The new year has just begun, but the FTC already has delivered its answer to the annual question: Should old acquaintance be forgot and never brought to mind? The answer? If you’re a past defendant in an FTC case, the FTC won’t forget you.
Today, the FTC announced two related law enforcement actions naming business opportunity promoter Jay Noland and several co-defendants. Twenty years ago, the FTC sued Noland and others for operating an online shopping network that the FTC alleged was an illegal pyramid scheme. A 2002 court order that resolved the case barred Noland from participating in any future pyramid schemes and imposed other restrictions.
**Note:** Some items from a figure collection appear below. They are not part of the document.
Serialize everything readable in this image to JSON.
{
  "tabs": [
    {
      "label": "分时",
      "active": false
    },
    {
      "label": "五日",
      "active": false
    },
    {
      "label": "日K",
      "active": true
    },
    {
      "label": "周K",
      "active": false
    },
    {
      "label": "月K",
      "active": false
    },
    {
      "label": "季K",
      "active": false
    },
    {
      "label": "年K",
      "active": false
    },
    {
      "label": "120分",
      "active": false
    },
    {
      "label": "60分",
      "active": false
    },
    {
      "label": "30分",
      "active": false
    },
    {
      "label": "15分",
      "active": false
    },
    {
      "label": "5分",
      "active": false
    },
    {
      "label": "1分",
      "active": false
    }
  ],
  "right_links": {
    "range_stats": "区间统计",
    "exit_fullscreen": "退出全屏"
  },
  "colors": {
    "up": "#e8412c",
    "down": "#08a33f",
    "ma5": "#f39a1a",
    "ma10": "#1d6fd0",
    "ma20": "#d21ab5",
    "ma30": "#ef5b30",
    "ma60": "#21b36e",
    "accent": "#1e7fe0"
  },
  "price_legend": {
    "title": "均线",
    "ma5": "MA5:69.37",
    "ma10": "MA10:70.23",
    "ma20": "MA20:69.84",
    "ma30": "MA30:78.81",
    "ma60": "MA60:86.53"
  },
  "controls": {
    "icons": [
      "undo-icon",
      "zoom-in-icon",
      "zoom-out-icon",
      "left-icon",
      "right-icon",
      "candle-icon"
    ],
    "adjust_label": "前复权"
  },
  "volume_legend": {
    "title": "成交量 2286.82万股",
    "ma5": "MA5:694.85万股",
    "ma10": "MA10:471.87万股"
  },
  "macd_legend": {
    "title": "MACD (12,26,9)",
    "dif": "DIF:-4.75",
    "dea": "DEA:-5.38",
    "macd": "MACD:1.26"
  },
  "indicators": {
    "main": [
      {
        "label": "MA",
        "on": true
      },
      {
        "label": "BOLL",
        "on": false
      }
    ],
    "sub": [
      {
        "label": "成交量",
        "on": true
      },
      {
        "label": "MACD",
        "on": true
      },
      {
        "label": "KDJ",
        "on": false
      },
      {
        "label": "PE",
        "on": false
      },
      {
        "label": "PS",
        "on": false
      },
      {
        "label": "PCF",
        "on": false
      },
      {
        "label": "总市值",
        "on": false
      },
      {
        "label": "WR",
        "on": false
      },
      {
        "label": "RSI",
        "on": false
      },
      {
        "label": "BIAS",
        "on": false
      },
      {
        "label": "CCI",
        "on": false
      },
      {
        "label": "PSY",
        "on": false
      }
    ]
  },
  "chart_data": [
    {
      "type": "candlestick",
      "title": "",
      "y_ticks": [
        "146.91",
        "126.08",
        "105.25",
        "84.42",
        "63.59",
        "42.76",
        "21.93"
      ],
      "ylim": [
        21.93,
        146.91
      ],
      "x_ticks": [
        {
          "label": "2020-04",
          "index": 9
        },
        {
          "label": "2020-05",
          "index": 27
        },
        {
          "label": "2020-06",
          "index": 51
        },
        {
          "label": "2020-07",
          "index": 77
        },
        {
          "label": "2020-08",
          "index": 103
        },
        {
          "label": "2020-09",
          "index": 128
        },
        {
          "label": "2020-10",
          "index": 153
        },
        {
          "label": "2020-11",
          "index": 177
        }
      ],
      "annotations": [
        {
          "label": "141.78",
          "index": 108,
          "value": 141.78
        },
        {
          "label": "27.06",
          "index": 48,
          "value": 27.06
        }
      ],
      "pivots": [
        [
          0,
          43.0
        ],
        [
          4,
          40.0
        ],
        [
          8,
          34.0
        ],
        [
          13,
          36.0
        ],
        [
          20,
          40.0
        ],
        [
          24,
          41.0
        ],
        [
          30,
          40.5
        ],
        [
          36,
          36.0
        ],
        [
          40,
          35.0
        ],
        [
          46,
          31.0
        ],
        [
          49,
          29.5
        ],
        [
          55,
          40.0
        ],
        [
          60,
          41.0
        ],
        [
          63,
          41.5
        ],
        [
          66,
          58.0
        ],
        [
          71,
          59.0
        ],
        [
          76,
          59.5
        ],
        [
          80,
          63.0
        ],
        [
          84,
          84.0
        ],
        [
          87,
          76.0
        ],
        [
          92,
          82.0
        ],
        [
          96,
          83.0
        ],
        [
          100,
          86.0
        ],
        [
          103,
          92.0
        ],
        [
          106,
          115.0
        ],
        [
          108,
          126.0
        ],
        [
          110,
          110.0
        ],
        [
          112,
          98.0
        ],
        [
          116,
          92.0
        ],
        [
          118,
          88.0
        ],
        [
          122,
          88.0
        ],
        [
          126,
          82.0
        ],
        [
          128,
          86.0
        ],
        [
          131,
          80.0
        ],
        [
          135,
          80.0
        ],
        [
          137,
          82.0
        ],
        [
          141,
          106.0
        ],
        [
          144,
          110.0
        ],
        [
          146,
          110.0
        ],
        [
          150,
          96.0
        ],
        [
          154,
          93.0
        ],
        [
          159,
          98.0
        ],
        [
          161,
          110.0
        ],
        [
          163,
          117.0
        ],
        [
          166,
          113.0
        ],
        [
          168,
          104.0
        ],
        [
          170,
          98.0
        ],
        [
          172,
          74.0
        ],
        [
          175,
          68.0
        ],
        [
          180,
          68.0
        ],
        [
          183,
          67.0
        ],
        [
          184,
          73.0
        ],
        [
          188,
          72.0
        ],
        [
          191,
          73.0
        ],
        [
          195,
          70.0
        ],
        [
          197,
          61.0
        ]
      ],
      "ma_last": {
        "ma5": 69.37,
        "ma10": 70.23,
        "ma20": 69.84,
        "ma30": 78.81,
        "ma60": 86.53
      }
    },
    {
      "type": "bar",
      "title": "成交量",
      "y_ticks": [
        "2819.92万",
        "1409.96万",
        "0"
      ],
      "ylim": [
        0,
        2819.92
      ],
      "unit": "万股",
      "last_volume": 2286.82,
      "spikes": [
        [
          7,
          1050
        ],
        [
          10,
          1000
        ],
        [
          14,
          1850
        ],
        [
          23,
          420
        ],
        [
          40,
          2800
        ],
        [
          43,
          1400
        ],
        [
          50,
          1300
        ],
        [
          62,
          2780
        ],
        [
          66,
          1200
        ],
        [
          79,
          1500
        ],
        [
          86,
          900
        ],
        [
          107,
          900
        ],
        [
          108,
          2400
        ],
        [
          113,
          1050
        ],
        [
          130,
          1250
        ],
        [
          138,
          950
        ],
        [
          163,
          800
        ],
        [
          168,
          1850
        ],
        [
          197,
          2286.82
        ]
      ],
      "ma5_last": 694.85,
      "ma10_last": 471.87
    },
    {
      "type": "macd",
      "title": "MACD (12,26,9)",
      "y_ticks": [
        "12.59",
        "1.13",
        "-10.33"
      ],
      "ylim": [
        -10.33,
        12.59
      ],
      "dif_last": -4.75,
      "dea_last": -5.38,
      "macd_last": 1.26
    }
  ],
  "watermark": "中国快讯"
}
The two FTC cases announced today allege that Noland is back in the pyramid scheme business with a venture called “Success By Health” (SBH), which the FTC says has bilked consumers out of more than $7 million since 2017. In one case, the FTC asks an Arizona federal court to halt SBH’s allegedly unlawful activities. The other case asks the court to hold Noland and his companies in contempt of the 2002 order, which the FTC alleges they’re violating by operating SBH.
SBH sells coffee, tea, and dietary supplements through a network of independent distributors, called “Affiliates.” According to the FTC, SBH tells consumers they can replace their job income in six months and gain “financial freedom” in 18 months if they enroll in the SBH program as Affiliates and follow Noland’s instructions.
In reality, the FTC says, the business’s structure ensures that the vast majority of Affiliates lose money in the program, as borne out by most SBH Affiliates’ actual experience. The complaint alleges that SBH is a classic pyramid scheme. According to the FTC, SBH pushes Affiliates to invest heavily in buying SBH products and tickets to costly “training” events, but compensates them based on how many new Affiliates they recruit and the volume of SBH products they and their recruits buy, not on their sales of SBH products to retail customers. According to the FTC, SBH presses Affiliates to max out credit cards, borrow from family, get bank loans, and sell or mortgage their homes to buy inventory and build their business.
The FTC’s lawsuit alleges that SBH’s claims that consumers who invest in the program will make substantial income are false; that promotional materials SBH furnishes to Affiliates for recruiting make the false and misleading income claims and therefore provide the means for others to deceive consumers; and that SBH is actually a pyramid scheme. Each of these practices violate the FTC Act.
The FTC also alleges the defendants violate two rules the Commission enforces. First, it alleges the defendants violate the Mail, Internet, or Telephone Order Merchandise Rule by often failing to ship products to Affiliates and other consumers who place product orders, and failing to offer and give consumers refunds.
Second, the FTC alleges the defendants violate the Cooling-Off Rule, which gives consumers a three-day right to cancel certain sales made at a consumer’s home, workplace, or a seller’s temporary location. According to the complaint, SBH pushes Affiliates to attend costly training events at hotels and other locations where they use high-pressure sales tactics to coerce the Affiliates to buy expensive SBH products and services, without telling them – as required by the Rule – that they have a legal right to cancel those transactions.
The FTC’s contempt action names as defendants Noland and two of his companies, Success By Media Holdings Inc., and Success By Media LLC. The complaint seeking to halt SBH’s allegedly unlawful activities names Noland, his two companies, his wife, Lina Noland, and two principals in the business, Scott Harris, and Thomas G. Sacca.
The SBH matter marks the third action the FTC has brought since October to halt an alleged pyramid scheme masquerading as a legitimate multi-level marketing (MLM) business. If you’re considering buying into an MLM business, look for these warning signs that it may be a scam:
- Promoters make extravagant promises about your earning potential. Such promises are false.
- Promoters emphasize recruiting new distributors for your sales network as the real way to make money. In a legitimate MLM program, you should be able to make money just by selling the product.
- Promoters play on your emotions or use high-pressure sales tactics, maybe saying you’ll lose the opportunity if you don’t act now and discouraging you from taking time to study the company. Any company that tries to pressure you to join is one to avoid.
- Distributors buy more products than they want to use or can resell, just to stay active in the company or to qualify for bonuses or other rewards. If you see this happening, keep your money.
Visit our article on MLM businesses and pyramid schemes for more information about avoiding a bad business deal.
Jan. 17, 2020: An earlier version of this blog post incorrectly identified a defendant in the case. The defendant is Thomas G. Sacca, not Thomas G. Sacca Jr.